Hollus flexed his legs at their upper joints. “You introduced me to that man named Chen—your staff astronomer. Talk to him; he will likely tell you that even your hot, inflationary big-bang model, with its requirement for a flat universe, allowed for a very limited number of prior oscillations, if any had occurred at all. I suspect he will consider it quite reasonable to learn that this current iteration of reality is one of only a tiny number of universes that have ever existed.”
Hollus paused, then continued. “And the third provision of the grand unified theory is this: no parallel universes exist simultaneously with ours or any of the previous or subsequent ones, save virtually identical universes with exactly the same physical constants that split briefly from the current one then almost immediately reintegrate with it, thus accounting for certain quantum phenomenons.
“The math to prove all the foregoing is admittedly abstruse, although, ironically, the Wreeds intuitively came to an identical model. But the theory of everything made numerous predictions that have subsequently been confirmed experimentally; it has withstood every test it has been put to. And when we found that we could not retreat into the notion that this universe is one of vast number, the argument for intelligent design became central to Forhilnor thought. Since this is one of a maximum of just nine universes that have ever existed, for it to have these highly improbable design parameters implies they were indeed chosen by an intelligence.”
“Even if maybe, perhaps, the four—excuse me, the five—fundamental forces have seemingly wildly improbable values,” I said, “that still is only five separate coincidences, and, although granted it is hugely unlikely, five coincidences could indeed occur by random chance in just nine iterations.”

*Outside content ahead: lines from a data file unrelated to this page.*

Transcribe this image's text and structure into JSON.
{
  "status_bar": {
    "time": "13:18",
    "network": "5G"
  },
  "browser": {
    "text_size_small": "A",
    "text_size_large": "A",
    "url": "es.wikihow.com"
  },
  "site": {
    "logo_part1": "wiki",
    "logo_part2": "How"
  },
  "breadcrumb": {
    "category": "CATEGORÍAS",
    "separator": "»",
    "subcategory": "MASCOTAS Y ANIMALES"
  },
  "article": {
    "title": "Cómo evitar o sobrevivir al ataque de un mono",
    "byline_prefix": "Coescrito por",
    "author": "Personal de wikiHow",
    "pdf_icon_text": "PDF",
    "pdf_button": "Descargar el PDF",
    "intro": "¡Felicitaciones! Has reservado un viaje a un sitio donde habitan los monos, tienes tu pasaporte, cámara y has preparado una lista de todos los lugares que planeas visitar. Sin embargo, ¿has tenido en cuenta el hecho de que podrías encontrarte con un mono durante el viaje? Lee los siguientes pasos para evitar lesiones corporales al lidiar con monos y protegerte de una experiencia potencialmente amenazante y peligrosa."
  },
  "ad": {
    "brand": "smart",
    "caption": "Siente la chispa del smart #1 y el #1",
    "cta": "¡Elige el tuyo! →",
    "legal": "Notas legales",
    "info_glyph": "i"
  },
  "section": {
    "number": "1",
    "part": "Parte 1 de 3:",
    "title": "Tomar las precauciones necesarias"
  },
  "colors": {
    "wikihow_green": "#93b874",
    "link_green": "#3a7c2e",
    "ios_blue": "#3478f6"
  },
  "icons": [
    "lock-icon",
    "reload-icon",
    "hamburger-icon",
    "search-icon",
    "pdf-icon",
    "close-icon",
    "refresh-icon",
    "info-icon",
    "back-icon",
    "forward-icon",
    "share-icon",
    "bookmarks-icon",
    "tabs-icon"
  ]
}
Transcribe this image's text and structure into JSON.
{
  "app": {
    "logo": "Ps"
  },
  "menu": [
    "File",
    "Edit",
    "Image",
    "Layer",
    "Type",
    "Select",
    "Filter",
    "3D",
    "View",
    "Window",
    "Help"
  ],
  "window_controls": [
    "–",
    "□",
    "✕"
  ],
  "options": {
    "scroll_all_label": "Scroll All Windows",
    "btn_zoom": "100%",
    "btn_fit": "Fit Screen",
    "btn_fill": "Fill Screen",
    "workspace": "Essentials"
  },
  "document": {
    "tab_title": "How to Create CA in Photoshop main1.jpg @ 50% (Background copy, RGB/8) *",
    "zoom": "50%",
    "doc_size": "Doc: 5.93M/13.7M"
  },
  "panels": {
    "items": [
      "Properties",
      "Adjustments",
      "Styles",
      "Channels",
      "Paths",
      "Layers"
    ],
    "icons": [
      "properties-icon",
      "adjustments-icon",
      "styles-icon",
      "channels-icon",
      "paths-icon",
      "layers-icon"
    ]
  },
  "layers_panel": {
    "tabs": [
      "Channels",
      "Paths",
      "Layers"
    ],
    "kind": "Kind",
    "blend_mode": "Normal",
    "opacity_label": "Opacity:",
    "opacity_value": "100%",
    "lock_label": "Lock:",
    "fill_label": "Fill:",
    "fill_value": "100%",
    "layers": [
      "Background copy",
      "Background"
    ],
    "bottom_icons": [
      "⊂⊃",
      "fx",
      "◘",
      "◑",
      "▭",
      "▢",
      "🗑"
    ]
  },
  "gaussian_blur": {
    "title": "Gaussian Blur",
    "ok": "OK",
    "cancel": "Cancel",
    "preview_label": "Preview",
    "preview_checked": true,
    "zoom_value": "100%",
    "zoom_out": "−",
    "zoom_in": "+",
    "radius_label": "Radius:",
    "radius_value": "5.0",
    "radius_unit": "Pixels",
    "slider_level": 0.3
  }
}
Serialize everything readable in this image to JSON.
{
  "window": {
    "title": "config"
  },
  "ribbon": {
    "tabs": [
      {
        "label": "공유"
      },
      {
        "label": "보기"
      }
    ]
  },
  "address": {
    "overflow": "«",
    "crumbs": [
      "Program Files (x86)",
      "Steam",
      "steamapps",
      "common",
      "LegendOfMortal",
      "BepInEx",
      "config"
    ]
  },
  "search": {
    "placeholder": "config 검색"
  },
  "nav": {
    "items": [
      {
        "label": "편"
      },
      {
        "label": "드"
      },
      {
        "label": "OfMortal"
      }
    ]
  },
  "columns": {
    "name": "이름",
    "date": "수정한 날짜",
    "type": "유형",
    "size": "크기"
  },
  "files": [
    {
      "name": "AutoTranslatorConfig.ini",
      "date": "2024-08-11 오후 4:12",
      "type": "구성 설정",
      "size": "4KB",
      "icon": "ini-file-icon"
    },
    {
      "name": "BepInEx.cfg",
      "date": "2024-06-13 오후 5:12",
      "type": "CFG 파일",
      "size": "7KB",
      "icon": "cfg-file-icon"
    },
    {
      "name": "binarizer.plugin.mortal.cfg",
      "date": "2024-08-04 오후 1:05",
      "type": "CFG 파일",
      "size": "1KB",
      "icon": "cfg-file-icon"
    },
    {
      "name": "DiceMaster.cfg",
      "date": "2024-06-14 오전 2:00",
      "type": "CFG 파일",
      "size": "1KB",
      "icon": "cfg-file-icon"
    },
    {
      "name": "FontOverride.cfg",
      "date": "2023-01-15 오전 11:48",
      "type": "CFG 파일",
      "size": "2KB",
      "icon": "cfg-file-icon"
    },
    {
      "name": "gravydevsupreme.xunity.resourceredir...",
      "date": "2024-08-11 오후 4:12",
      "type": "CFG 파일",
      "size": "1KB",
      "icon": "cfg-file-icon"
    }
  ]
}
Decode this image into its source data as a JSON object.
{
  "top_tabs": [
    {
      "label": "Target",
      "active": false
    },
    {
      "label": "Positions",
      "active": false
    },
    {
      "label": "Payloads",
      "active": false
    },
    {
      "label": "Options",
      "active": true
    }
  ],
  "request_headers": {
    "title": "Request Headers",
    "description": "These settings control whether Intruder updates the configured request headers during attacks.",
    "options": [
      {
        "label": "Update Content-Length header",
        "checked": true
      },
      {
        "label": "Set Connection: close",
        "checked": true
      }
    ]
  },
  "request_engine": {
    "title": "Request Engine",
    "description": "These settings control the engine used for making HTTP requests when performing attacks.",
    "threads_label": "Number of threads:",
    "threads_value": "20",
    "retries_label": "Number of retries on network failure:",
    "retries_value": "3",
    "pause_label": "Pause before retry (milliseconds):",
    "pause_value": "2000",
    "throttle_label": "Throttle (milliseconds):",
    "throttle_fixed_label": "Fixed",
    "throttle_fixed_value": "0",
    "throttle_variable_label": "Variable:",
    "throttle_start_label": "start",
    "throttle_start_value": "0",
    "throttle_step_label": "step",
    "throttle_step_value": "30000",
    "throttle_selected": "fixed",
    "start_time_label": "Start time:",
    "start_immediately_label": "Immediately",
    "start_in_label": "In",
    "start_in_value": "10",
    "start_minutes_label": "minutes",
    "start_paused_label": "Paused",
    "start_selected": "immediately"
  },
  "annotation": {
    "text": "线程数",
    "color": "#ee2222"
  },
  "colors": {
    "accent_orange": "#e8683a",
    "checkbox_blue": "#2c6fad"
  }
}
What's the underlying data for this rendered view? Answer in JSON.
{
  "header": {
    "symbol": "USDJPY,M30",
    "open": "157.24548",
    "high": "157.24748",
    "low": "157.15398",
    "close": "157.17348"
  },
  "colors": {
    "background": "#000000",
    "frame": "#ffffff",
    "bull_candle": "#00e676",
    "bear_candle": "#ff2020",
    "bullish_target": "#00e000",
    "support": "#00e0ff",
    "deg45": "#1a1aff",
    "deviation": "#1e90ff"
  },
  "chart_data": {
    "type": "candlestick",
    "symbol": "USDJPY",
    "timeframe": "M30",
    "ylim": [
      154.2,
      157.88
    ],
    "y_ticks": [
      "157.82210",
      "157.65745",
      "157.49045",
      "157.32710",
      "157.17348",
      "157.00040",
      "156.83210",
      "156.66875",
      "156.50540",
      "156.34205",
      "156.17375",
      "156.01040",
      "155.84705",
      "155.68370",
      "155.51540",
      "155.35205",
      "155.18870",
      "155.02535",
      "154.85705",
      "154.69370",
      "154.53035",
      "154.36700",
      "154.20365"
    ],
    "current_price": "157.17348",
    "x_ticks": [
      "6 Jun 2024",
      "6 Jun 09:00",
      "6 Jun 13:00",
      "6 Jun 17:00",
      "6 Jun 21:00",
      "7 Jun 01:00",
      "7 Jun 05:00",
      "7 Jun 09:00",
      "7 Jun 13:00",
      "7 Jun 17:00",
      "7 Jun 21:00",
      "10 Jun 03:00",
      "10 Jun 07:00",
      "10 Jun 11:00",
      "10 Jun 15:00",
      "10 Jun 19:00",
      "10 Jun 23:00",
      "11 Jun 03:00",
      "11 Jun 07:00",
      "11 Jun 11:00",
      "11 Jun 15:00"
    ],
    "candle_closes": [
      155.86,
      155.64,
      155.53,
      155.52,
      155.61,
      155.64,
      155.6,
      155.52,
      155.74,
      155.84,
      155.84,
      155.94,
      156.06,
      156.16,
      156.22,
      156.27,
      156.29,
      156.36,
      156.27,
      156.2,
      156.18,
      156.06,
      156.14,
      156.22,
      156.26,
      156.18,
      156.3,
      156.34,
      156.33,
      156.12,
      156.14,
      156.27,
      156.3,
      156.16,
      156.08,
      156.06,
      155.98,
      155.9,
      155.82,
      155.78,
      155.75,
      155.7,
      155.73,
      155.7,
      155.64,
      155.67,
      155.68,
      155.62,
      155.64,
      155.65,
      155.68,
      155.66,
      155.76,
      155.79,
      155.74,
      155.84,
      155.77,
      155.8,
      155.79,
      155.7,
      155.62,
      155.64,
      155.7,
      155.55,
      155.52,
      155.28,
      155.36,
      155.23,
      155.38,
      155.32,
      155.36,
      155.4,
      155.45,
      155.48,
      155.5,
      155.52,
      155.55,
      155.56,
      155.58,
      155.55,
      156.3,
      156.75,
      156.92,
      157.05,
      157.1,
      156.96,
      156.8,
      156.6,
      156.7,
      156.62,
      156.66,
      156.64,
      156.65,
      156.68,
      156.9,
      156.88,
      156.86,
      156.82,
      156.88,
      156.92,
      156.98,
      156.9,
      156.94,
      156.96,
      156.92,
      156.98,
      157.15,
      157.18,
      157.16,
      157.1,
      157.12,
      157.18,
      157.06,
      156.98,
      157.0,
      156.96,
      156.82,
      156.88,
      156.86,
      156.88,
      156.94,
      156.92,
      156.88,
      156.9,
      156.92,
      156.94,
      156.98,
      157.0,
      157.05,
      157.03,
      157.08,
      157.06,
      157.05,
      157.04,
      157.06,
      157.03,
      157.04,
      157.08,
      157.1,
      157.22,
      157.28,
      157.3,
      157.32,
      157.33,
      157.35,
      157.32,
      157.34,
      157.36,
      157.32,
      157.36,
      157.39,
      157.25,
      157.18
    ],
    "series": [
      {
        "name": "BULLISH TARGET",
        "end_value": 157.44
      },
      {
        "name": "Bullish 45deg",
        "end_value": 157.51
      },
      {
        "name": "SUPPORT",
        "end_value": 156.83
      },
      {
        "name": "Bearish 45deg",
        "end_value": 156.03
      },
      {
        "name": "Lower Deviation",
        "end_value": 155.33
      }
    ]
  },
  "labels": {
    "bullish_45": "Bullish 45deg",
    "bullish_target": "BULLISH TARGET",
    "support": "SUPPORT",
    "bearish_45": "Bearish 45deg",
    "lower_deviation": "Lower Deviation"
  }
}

Hollus bobbed. “You have intriguing tenacity,” he said. “But it is not just the five forces that have seemingly designed values; many other aspects of the way the universe works appear likewise to have been minutely adjusted.”
“For instance?”
“You and I are made up of heavy elements: carbon, oxygen, nitrogen, potassium, iron, and so on. Practically the only elements that existed when the universe was born were hydrogen and helium, in a roughly three-to-one ratio. But in the nuclear furnaces of stars, hydrogen is fused into heavier elements, producing carbon, oxygen, and so on up the periodic table. All of the heavy elements that make up our bodies were forged in the cores of long-dead stars.”
“I know. ‘We are all star-stuff,’ as Carl Sagan used to say.”
“Precisely. Indeed, scientists from your world and mine refer to us as carbon-based lifeforms. But the fact that carbon is produced by stars depends critically on the resonance states of the carbon nucleus. To produce carbon, two helium nucleuses must stick together until they are struck by a third such nucleus—three helium nucleuses provide six neutrons and six protons, the recipe for carbon. But if the resonance level of carbon were only four percent lower, such intermediate pair-bonding could not occur, and no carbon would be produced, making organic chemistry impossible.” He paused. “But just producing carbon, and other heavy elements, is not enough, of course. Those heavy elements are here on Earth because some fraction of stars—what is the word? When a large star explodes?”
“Supernova,” I said.
“Yes. Those heavy elements are here because some fraction of stars become supernovas, spewing their fusion products into interstellar space.”
“And you’re saying that the fact that stars do go supernova is something that also must have been designed by a god?”
“It is not as simplistic as that.” A pause. “Do you know what would happen to Earth if a nearby star became a supernova?”
“If it were close enough, I suppose we’d be fried.” In the 1970s, Dale Russell had favored a nearby supernova explosion as the cause of the extinctions at the end of the Cretaceous.
“Exactly. If there had been a local supernova anytime in the last few billion years, you would not be here. Indeed, neither of us would be, since our worlds are quite close together.”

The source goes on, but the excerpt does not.